Sketching a relational approach to principals’ time use

Year: 2016

Author: Eacott, Scott

Type of paper: Abstract refereed

Abstract:
Across the social sciences there has been increased scholarly attention to matters of time. Evidence of this heightened interest can be found in sociology (Adkins, 2009, 2011, 2014), human services (Colley, Henriksson, Niemeyer, & Seddon, 2012), education (Duncheon & Tierney, 2013), teacher education (Eacott & Hodges, 2014), and educational administration and leadership (Eacott, 2013, 2015). This paper contributes to this ongoing dialogue and debate through a concern with issues of temporality and the study of principals’ time use. The history of educational administration and leadership, courtesy of a foundation in Taylorism and Fordist models of management, has adopted a particular version of temporality – one based on units of the clock. I trouble this orthodoxy on the basis of the clock operating externally to practice.

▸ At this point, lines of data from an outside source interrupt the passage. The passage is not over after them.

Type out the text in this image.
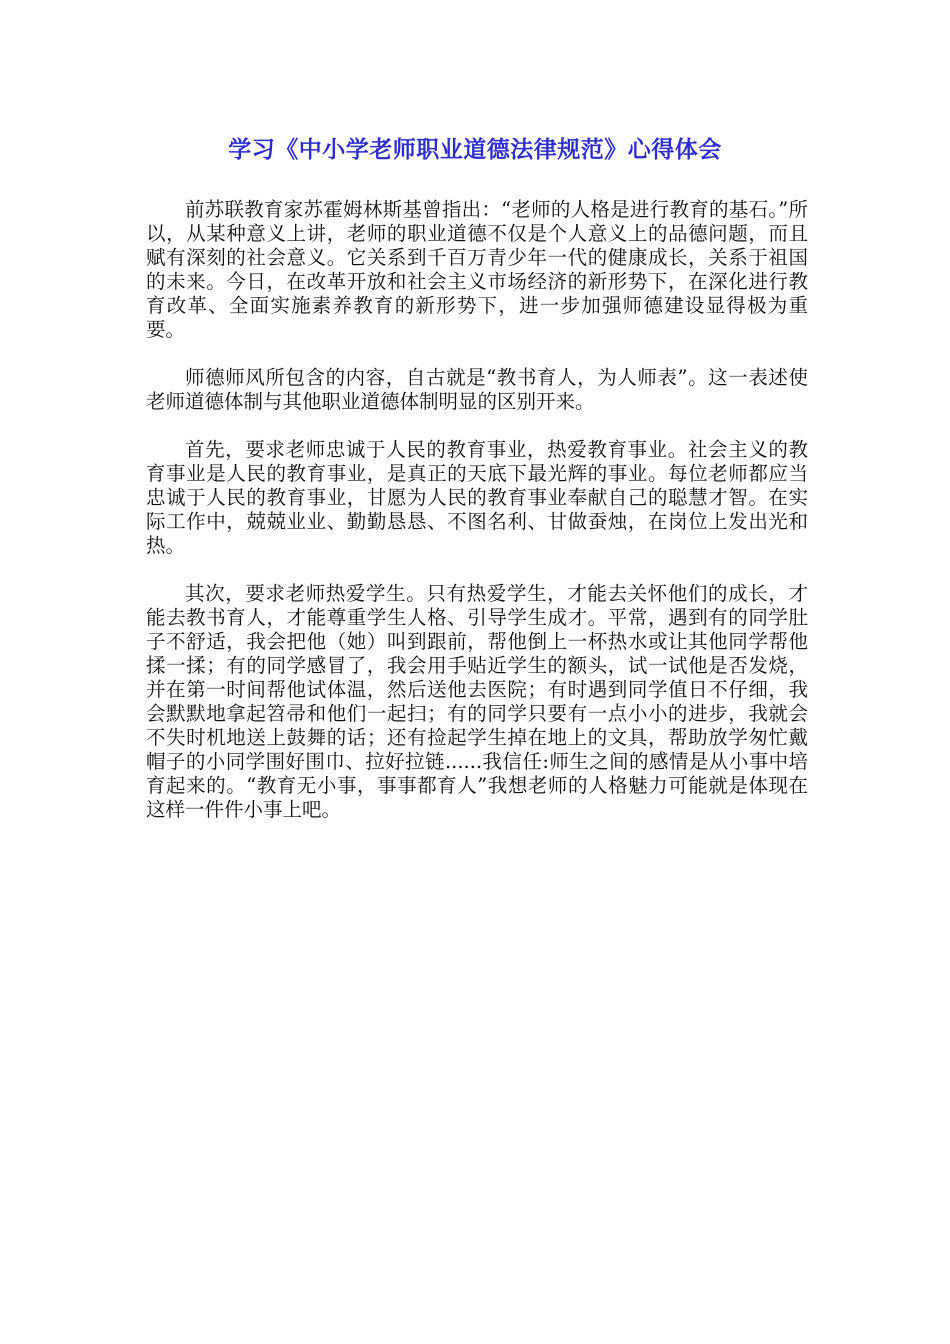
学习《中小学老师职业道德法律规范》心得体会

前苏联教育家苏霍姆林斯基曾指出：“老师的人格是进行教育的基石。”所以，从某种意义上讲，老师的职业道德不仅是个人意义上的品德问题，而且赋有深刻的社会意义。它关系到千百万青少年一代的健康成长，关系于祖国的未来。今日，在改革开放和社会主义市场经济的新形势下，在深化进行教育改革、全面实施素养教育的新形势下，进一步加强师德建设显得极为重要。

师德师风所包含的内容，自古就是“教书育人，为人师表”。这一表述使老师道德体制与其他职业道德体制明显的区别开来。

首先，要求老师忠诚于人民的教育事业，热爱教育事业。社会主义的教育事业是人民的教育事业，是真正的天底下最光辉的事业。每位老师都应当忠诚于人民的教育事业，甘愿为人民的教育事业奉献自己的聪慧才智。在实际工作中，兢兢业业、勤勤恳恳、不图名利、甘做蚕烛，在岗位上发出光和热。

其次，要求老师热爱学生。只有热爱学生，才能去关怀他们的成长，才能去教书育人，才能尊重学生人格、引导学生成才。平常，遇到有的同学肚子不舒适，我会把他（她）叫到跟前，帮他倒上一杯热水或让其他同学帮他揉一揉；有的同学感冒了，我会用手贴近学生的额头，试一试他是否发烧，并在第一时间帮他试体温，然后送他去医院；有时遇到同学值日不仔细，我会默默地拿起笤帚和他们一起扫；有的同学只要有一点小小的进步，我就会不失时机地送上鼓舞的话；还有捡起学生掉在地上的文具，帮助放学匆忙戴帽子的小同学围好围巾、拉好拉链......我信任:师生之间的感情是从小事中培育起来的。“教育无小事，事事都育人”我想老师的人格魅力可能就是体现在这样一件件小事上吧。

This problem is identified as concerning a reliance on an entity/substantialist approach that overlays a particular version of time on practice. The research object (e.g. principals’ practice) remains unchanged as time is nothing more than a measurement construct. I argue that to understand the principalship through clock time is to miscomprehend social practice.To overcome the ‘Neo-Taylorism’ (Gronn, 1982) of this orthodoxy I offer a relational methodology (Eacott, 2015). A focus on relations rather than entities moves beyond the external overlaying of a measure to the inscription of practice in spatio-temporal conditions. This paper therefore posits that temporality rather than time is a crucial lens for the theorization of educational administration and leadership including the ongoing recasting and potentialities of principals’ labour.